Nós também erramos em não entender o tolerável erro do frade e em lhe não dar outra direção social, e EVITAR ASSIM OS BARÕES, QUE É O MAIS DANINHO BICHO ROEDOR...
E eu que sou da liberdade e do progresso antes prefiro a oposição dos frades de ontem a dos barões de hoje...
O progresso e a liberdade perdeu, não ganhou.
Quando me lembra tudo isso, quando vejo os conventos em ruínas, os egressos a esmolar pelas ruas e os barões de berlinda, sinto saudade dos frades, não dos frades que foram mas dos que podiam ter vindo a ser."
Não era democracia ou liberdade em si mesma como fim mas, democracia de ocasião, de passagem ou trânsito para o mercado, para o acúmulo irrestrito de bens, para um novo ethos, para uma nova cultura, para uma cultura exógena, para o economicismo. E foi a ruína e transtorno do nosso universo seja ele grego, latino ou medievo - Nem o Rei e menos ainda o Povo ou os cidadãos mas o barão i é o burguês, o patrão ou o empresário > E Sim, este novo mundo saiu muito pior do que os antigos!

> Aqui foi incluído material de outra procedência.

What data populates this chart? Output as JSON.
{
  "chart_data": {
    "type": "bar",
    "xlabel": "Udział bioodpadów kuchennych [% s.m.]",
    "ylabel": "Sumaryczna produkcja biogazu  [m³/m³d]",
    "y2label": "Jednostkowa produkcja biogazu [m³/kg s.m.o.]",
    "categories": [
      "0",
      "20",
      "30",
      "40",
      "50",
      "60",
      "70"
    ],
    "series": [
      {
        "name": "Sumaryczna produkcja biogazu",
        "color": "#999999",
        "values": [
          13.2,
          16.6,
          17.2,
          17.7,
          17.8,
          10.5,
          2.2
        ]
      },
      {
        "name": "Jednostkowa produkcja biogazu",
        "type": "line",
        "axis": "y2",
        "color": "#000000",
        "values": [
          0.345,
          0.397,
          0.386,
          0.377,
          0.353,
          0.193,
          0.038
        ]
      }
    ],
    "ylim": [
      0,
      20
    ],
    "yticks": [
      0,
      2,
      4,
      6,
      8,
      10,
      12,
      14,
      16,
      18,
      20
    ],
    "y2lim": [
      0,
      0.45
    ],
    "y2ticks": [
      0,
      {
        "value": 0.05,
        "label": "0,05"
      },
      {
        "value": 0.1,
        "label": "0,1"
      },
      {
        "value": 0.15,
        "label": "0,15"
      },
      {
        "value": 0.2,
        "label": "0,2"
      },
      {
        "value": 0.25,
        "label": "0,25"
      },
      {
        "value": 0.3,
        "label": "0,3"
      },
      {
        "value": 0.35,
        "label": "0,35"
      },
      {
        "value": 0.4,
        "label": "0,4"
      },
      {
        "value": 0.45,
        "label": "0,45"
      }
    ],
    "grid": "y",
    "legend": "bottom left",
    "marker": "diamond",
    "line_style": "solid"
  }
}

Já não há decerto o monstro infame das inquisições, colossalmente inchado ou engordado pelos 'liberais' ingênuos ou safados... Que nem todos os frades eram queimadores de gente (E a maioria não era!) como foram cruéis e insensíveis e assassinos os barões ou patrões do século XIX já na Inglaterra, já na Alemanha e quiçá na própria França...
A figura desse empreendedor santificado pela imprensa moderna. A figura desse empresário sem consciência. A figura do bancário avarento foi historicamente muito mais danosa que a do inquisidor, a do rei ou a dos Revolucionários, ao menos quanto a extensão do poder. Apenas a figura do empreendedor conta com advogados contratados que lhe emprestam as mais róseas tintas, e fica como um macaco maquiado...
Porém foi ele que poluiu e polui a terra, que exterminou e extermina animais, que aniquilou e aniquila florestas não sem ter feito trabalhar a mulher grávida, o idoso e a criança de seus quatro anos em troca de um mísero naco de pão...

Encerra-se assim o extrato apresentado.